When I went to college, ministry was not on my mind. I had headed up north for school, recognizing that pro tennis was likely not going to work out, and therefore I should get a top notch education. After that?
Law school is what I figured. My father had been a law professor, an older brother was an attorney (now a judge), and it seemed to be in the genes.
Well, as you know since you’re reading this post, that’s NOT what happened. But every so often I wonder just what — other than being a lawyer, something I am quite confident I would have failed at — would I have done, could I have done, should I have done?
Here are a few possibilities.
1. English professor. Once I decided AGAINST majoring in political science (why do that if I wasn’t going to law school) and in FAVOR of English (which works well with ministry), I sort of discovered a second calling. I’m still an English major who never grew up. And so I occasionally wonder what it would be like to lecture or write on the older classics by Flannery O’Connor and the newest classic by Nathan Hill.
2. Editor at a book publisher. Little known fact: while living in New Jersey for the first three years after college, I submitted many resumes and applications for jobs at New York City publishing houses. Obvious fact: I went Zero-For-Manhattan. Nevertheless, every so often I wonder about that occupation, especially when I visit the deliciously quiet offices of Abingdon Press.
3. Advertising Something Or Other. I can’t draw or photograph or graphic design. But I can turn a phrase and come up with good names for sermon series. I guess none of it matches the brilliance of “Just Do It,” it’s nevertheless a world I would have enjoyed. I think.
4. Sportswriter. In those same three between-seminary-and-college years, I had a part-time gig as a tennis writer for the Trentonian newspaper. I even had a piece on the Menendez brothers and their tennis exploits — about five years before their story turned deeply dark with the murder of their parents. My piece was on their winning tennis, not their family dynamics. Anyway, I’m glad I didn’t pursue that field too heavily, because have you seen how small newspapers are these days?

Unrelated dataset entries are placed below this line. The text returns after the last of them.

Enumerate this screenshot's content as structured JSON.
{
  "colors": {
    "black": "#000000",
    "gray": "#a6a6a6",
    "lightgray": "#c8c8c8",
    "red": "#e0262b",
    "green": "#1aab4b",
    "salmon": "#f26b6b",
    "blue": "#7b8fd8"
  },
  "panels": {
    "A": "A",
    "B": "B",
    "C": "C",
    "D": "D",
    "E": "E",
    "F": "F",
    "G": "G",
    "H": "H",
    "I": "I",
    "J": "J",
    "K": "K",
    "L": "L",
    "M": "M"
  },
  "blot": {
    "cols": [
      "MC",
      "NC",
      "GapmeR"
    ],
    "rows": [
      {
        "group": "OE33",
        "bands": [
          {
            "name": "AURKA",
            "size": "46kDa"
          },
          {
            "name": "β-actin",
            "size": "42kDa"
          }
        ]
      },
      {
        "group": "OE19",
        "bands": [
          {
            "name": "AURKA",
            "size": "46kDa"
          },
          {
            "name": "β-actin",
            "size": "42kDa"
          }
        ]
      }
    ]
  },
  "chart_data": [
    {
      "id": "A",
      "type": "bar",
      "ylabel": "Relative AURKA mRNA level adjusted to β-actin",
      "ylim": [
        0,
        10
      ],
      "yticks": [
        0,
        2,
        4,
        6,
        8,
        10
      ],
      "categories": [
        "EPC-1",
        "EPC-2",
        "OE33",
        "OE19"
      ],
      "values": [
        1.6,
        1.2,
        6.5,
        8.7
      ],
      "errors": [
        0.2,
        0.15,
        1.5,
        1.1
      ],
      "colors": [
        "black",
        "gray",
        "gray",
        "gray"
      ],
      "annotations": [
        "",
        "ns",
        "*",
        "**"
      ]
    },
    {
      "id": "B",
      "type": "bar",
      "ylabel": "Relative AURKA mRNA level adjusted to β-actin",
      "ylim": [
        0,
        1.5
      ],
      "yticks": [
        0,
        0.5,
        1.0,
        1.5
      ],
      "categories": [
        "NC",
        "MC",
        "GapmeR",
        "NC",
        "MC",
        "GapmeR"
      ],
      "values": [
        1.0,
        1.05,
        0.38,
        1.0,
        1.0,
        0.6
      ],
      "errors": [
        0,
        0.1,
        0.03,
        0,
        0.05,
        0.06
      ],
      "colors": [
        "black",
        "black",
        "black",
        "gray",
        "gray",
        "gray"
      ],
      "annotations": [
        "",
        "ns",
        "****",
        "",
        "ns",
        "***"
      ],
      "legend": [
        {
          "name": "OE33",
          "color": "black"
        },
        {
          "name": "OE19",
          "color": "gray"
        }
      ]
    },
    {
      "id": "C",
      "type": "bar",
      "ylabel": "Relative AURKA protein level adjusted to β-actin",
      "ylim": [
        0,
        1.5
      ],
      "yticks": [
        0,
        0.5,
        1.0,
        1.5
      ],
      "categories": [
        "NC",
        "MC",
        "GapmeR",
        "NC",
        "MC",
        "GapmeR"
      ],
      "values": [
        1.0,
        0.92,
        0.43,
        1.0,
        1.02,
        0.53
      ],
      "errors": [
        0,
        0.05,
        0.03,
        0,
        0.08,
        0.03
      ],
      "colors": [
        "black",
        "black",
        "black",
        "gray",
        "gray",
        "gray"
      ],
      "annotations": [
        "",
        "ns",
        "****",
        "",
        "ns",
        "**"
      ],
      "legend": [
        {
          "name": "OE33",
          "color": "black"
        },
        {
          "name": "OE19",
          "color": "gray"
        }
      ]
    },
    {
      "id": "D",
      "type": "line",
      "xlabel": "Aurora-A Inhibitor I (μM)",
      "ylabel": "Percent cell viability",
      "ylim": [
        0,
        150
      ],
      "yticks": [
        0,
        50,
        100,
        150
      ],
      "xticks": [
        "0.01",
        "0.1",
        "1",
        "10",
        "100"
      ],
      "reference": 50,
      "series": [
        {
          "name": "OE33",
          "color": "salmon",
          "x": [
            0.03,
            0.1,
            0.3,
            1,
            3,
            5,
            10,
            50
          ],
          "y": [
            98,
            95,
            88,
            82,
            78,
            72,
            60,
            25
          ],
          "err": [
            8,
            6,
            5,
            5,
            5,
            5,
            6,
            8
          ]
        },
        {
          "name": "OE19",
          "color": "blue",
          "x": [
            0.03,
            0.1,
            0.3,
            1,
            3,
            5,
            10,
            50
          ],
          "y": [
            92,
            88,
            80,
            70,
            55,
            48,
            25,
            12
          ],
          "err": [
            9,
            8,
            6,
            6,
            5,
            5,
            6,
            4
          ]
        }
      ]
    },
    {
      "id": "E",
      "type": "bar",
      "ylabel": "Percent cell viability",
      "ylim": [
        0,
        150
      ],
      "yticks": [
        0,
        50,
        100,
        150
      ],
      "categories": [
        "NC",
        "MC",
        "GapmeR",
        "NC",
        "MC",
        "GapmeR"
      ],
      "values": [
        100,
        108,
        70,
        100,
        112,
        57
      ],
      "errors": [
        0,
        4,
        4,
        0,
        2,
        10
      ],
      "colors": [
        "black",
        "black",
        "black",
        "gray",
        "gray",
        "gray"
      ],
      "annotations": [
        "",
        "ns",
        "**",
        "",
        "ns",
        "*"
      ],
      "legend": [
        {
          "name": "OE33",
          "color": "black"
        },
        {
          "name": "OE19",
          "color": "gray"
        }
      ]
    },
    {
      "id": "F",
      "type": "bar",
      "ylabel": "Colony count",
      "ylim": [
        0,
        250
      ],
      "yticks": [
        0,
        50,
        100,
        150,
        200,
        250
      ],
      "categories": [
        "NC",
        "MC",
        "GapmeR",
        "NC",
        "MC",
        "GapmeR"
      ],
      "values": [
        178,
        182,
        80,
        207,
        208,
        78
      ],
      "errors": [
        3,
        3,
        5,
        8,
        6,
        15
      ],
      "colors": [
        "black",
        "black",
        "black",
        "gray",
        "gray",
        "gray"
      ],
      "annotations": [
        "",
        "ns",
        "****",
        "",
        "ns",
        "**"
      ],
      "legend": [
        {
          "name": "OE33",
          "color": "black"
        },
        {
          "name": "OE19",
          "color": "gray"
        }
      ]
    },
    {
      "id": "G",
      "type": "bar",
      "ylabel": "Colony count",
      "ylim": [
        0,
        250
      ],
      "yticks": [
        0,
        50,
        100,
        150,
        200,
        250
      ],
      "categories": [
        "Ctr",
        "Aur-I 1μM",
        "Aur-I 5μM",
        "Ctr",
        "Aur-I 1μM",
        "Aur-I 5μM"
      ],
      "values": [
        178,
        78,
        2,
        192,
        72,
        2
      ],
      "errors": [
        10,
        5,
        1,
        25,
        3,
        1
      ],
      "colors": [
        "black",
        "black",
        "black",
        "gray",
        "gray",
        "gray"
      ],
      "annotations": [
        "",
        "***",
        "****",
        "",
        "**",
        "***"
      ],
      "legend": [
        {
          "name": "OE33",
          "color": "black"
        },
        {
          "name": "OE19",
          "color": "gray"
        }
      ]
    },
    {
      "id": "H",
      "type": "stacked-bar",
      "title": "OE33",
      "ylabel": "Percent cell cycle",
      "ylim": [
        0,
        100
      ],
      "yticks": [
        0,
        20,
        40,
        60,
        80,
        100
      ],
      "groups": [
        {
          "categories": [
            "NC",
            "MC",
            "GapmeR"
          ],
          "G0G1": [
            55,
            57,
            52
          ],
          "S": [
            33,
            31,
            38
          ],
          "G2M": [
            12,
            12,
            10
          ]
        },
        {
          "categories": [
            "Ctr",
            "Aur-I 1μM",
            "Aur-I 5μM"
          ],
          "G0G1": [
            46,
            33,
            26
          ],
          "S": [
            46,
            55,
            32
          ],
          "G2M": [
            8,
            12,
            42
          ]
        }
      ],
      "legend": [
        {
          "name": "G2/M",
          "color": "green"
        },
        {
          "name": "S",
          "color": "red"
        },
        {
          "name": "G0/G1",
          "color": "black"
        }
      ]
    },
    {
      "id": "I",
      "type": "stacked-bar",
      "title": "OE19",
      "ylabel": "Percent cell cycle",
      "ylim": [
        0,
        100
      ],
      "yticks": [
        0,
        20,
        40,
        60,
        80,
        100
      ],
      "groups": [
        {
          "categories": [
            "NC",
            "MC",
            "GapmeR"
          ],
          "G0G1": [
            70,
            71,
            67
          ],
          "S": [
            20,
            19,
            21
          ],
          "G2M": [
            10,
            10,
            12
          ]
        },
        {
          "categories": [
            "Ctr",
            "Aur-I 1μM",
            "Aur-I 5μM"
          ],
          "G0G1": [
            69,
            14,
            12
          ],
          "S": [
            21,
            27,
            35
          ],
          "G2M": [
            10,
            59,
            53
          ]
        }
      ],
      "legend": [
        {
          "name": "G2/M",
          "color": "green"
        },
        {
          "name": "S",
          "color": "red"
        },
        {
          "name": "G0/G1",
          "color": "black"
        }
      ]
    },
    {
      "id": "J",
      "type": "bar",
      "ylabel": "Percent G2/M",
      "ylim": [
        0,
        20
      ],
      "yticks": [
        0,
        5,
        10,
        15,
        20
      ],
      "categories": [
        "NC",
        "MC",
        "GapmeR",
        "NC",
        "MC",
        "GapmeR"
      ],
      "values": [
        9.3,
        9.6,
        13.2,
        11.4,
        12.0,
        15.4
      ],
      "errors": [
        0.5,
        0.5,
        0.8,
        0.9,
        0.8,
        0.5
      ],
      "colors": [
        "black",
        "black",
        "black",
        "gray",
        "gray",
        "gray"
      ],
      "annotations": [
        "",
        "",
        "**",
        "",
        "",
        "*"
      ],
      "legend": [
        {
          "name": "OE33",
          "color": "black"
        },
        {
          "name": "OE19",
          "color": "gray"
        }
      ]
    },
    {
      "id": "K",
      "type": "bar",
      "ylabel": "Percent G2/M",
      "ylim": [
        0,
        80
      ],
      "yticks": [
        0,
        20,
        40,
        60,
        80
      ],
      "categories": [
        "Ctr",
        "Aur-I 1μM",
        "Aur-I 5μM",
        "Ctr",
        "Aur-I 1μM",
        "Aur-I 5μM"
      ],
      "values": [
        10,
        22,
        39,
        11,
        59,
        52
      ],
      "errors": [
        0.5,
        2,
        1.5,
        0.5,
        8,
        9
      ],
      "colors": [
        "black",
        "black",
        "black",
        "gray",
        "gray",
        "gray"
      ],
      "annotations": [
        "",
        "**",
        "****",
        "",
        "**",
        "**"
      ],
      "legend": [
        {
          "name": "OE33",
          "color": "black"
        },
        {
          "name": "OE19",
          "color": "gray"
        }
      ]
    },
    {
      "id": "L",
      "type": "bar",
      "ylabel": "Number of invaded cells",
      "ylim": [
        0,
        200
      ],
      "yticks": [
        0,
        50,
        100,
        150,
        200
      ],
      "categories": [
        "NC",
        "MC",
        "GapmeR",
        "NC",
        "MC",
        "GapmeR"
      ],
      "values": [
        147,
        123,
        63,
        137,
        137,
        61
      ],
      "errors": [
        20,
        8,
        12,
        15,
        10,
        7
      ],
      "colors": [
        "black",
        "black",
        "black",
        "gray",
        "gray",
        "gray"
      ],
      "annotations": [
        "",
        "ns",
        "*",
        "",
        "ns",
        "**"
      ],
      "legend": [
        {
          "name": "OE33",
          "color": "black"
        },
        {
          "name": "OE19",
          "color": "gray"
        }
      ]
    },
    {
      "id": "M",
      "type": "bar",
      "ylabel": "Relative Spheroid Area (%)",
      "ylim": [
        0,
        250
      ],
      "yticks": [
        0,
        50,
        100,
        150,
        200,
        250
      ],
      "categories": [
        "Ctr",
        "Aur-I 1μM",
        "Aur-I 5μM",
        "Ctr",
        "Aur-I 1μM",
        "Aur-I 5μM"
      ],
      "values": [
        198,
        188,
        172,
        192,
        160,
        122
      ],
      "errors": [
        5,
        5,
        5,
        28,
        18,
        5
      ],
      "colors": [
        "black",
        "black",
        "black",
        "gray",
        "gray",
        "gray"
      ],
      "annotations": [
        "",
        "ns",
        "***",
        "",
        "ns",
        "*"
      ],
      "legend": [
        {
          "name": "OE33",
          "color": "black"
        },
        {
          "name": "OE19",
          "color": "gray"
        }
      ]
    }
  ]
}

5. Sports Administrator. This is one hypothetical that was actual. In those years after Princeton and before Asbury Seminary, I had a job with the US Tennis Association (surprise!). The task involved using the proceeds from the US Open Championships to expand the base of recreational tennis in the USA, including the Special Olympics movement. To do that, of course, we needed a guide book on how to teach the sport. The product is below, an effort that might not be as creative as Crash Test Dummies but was every bit as rewarding.
As I look over the list of coulda, woulda, shouldas, I suppose I’m grateful not for what might have been, but for what actually was. And is.
Paul says it and now I know it: woe to me if I do not preach the Gospel.